The reason why linguists tend to control for meaning when creating their datasets is mostly due to problems of sampling: it is much easier to draw a set of words from a couple of languages by starting from a given set of meanings. However, it may be useful to relax this criterion, since the restricted sets of only about 200 meanings on average necessarily hide vivid and interesting processes of lexical change.

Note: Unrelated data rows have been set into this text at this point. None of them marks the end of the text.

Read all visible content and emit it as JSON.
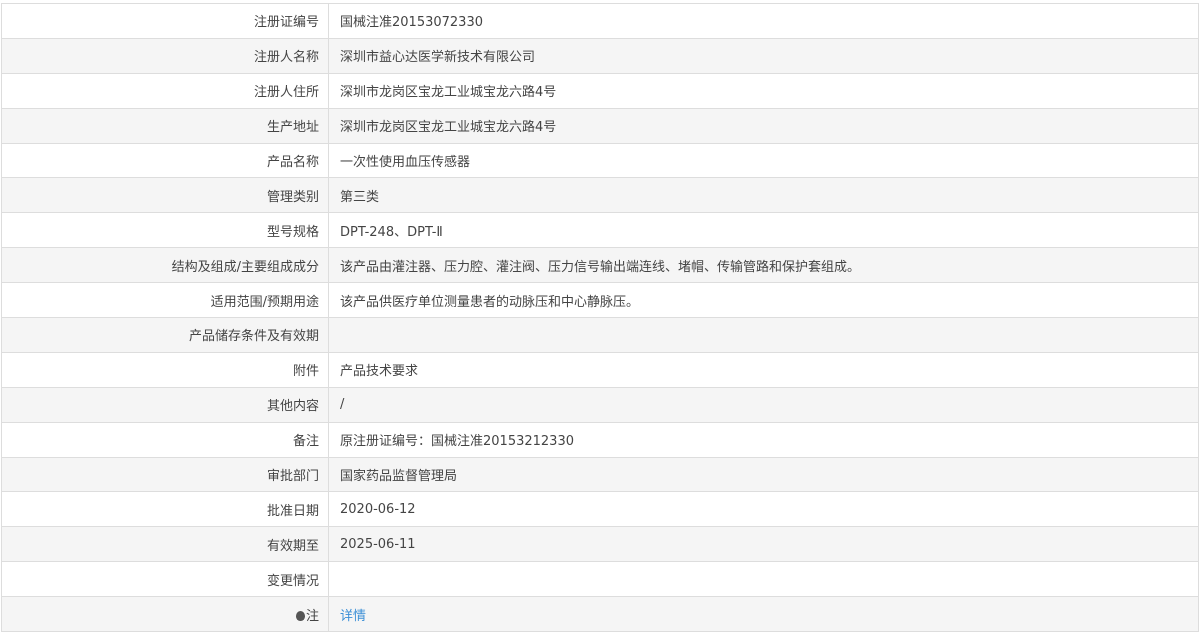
{
  "rows": [
    {
      "label": "注册证编号",
      "value": "国械注准20153072330"
    },
    {
      "label": "注册人名称",
      "value": "深圳市益心达医学新技术有限公司"
    },
    {
      "label": "注册人住所",
      "value": "深圳市龙岗区宝龙工业城宝龙六路4号"
    },
    {
      "label": "生产地址",
      "value": "深圳市龙岗区宝龙工业城宝龙六路4号"
    },
    {
      "label": "产品名称",
      "value": "一次性使用血压传感器"
    },
    {
      "label": "管理类别",
      "value": "第三类"
    },
    {
      "label": "型号规格",
      "value": "DPT-248、DPT-Ⅱ"
    },
    {
      "label": "结构及组成/主要组成成分",
      "value": "该产品由灌注器、压力腔、灌注阀、压力信号输出端连线、堵帽、传输管路和保护套组成。"
    },
    {
      "label": "适用范围/预期用途",
      "value": "该产品供医疗单位测量患者的动脉压和中心静脉压。"
    },
    {
      "label": "产品储存条件及有效期",
      "value": ""
    },
    {
      "label": "附件",
      "value": "产品技术要求"
    },
    {
      "label": "其他内容",
      "value": "/"
    },
    {
      "label": "备注",
      "value": "原注册证编号：国械注准20153212330"
    },
    {
      "label": "审批部门",
      "value": "国家药品监督管理局"
    },
    {
      "label": "批准日期",
      "value": "2020-06-12"
    },
    {
      "label": "有效期至",
      "value": "2025-06-11"
    },
    {
      "label": "变更情况",
      "value": ""
    }
  ],
  "note": {
    "label": "注",
    "icon": "lightbulb-icon",
    "link": "详情",
    "link_color": "#3b8fd6"
  }
}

The reasons why linguists control for borrowing are only historical, and in many cases also not feasible, since our evidence for borrowing may be limited, especially in cases where the majority of speakers is bilingual (which is more often the rule than the exception in the languages of the world). It seems much more fruitful to revive our network thinking in linguistics and to invest into the development of high quality datasets with a less arbitrary exclusion of certain dimensions of lexical change, and transparent computational methods which do not exclusively stick to the tree model.

References

Gévaudan, P. (2007) Typologie des lexikalischen Wandels [Typology of lexical change]. Tübingen: Stauffenburg.
Swadesh, M. (1955) Towards greater accuracy in lexicostatistic dating. International Journal of American Linguistics. Vol. 21(2), pp. 121- 137.
Saussure, F. de (1916) Cours de linguistique générale [Course on general linguistics]. Lausanne: Payot.